Oscar: So, that dynamic runtime capability.
What a question I always get is, well, yeah, but how does it work?
Delan: We do very small code rewrites that essentially call the MergeBase tool every time a method is invoked. You know, this does add, you know, a slight overhead. So, you know, we found it adds about a 1% performance overhead.
However, when you compare this to other agent-based tools or things that hook into things like the JVM directly, we actually have much less performance overhead where those tools might have an eight to 10% average overhead, we have a 1% overhead. So that is something to note and that it’s not going to be something that you’re going to see a huge performance cost or your AWS bills are going to go up or anything like that. Small code rewrite. So you will see that. And that will call back to the merge base dashboard with that information. So you only need outgoing connections, no incoming connections from our tools. And so it can be used in a secure context as well.
Oscar: And so, how difficult is it to deploy? Do I have to change my production environment in my deployment process?
Delan: You know, you can provide additional environment variables if you want to, you know, tell different environments apart, and that would just be up to you, but there’s actually no, no changes required to the, uh, to the environment in order to get.
Oscar: That sounds fantastic. So, can I kind of just summarize a little bit? What I’ve heard is that security has an impact on software engineers, and the smart way to kind of reduce that impact is to look at the sequencing of tools. Like you start with SCA, perhaps SAST, and then DAST, then be very careful how you actually implement those tools because otherwise, you also get 33,000 vulnerabilities. Really, take small steps.
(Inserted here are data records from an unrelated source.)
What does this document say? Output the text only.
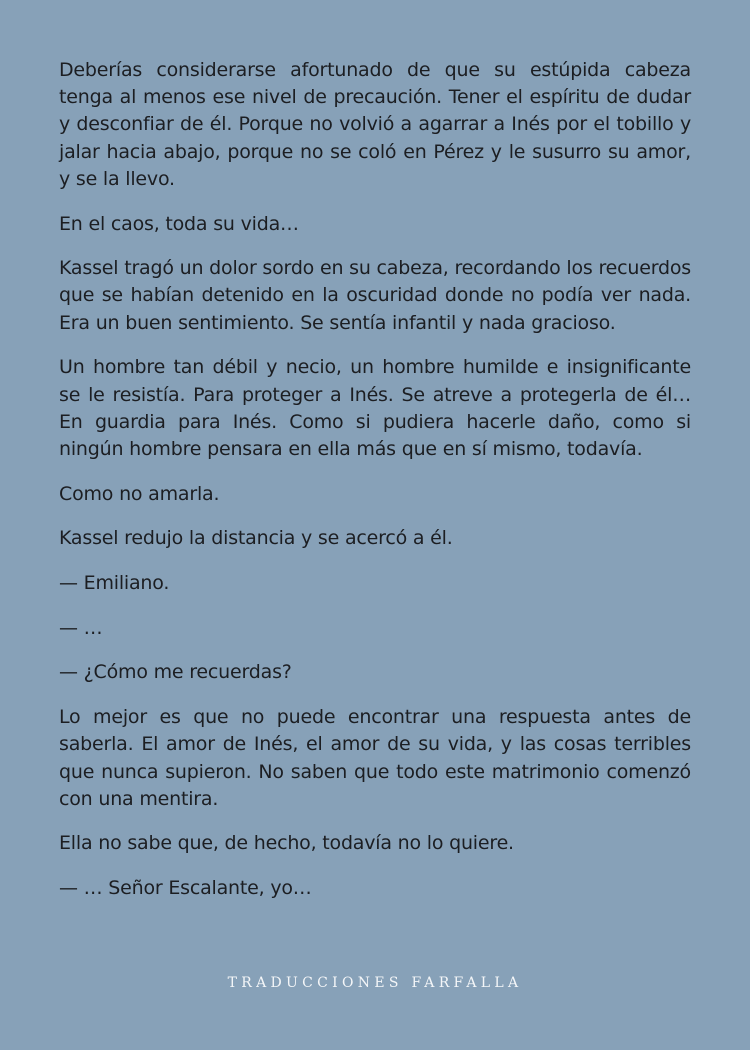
Deberías considerarse afortunado de que su estúpida cabeza tenga al menos ese nivel de precaución. Tener el espíritu de dudar y desconfiar de él. Porque no volvió a agarrar a Inés por el tobillo y jalar hacia abajo, porque no se coló en Pérez y le susurro su amor, y se la llevo.

En el caos, toda su vida…

Kassel tragó un dolor sordo en su cabeza, recordando los recuerdos que se habían detenido en la oscuridad donde no podía ver nada. Era un buen sentimiento. Se sentía infantil y nada gracioso.

Un hombre tan débil y necio, un hombre humilde e insignificante se le resistía. Para proteger a Inés. Se atreve a protegerla de él… En guardia para Inés. Como si pudiera hacerle daño, como si ningún hombre pensara en ella más que en sí mismo, todavía.

Como no amarla.

Kassel redujo la distancia y se acercó a él.

— Emiliano.

— …

— ¿Cómo me recuerdas?

Lo mejor es que no puede encontrar una respuesta antes de saberla. El amor de Inés, el amor de su vida, y las cosas terribles que nunca supieron. No saben que todo este matrimonio comenzó con una mentira.

Ella no sabe que, de hecho, todavía no lo quiere.

— … Señor Escalante, yo…

TRADUCCIONES FARFALLA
It’s what I’m hearing, and then use kind of modern tools that have advanced capabilities around developer guidance and runtime behavior. Did I kind of miss anything from what you guys were talking about?
Kelly: No, I think that that covers it. The sequence is very important, and ultimately, the tools you choose are very important in getting all the way to that runtime awareness and protection. I mean, that ultimately can reduce the vulnerability, fatigue, or technical toil the most overall.
Delan: And then also getting your developers involved in your security process early on because the developers are the ones that are going to have to implement all of the things that you are setting as policies. And so, you know, anything that isn’t strictly defined in a legal context or compliance to a standard, you know, any, you know, wiggle room, you have to change the priorities and, you know, ensure that high-value tasks are getting pushed to the top and you’re not getting a flood of lower value tasks. That is something you want to focus on as well with the implementation of any of the tools.
Oscar: Delan and Kelly, fantastic insight. Thank you very much for sharing that. Thank you very much.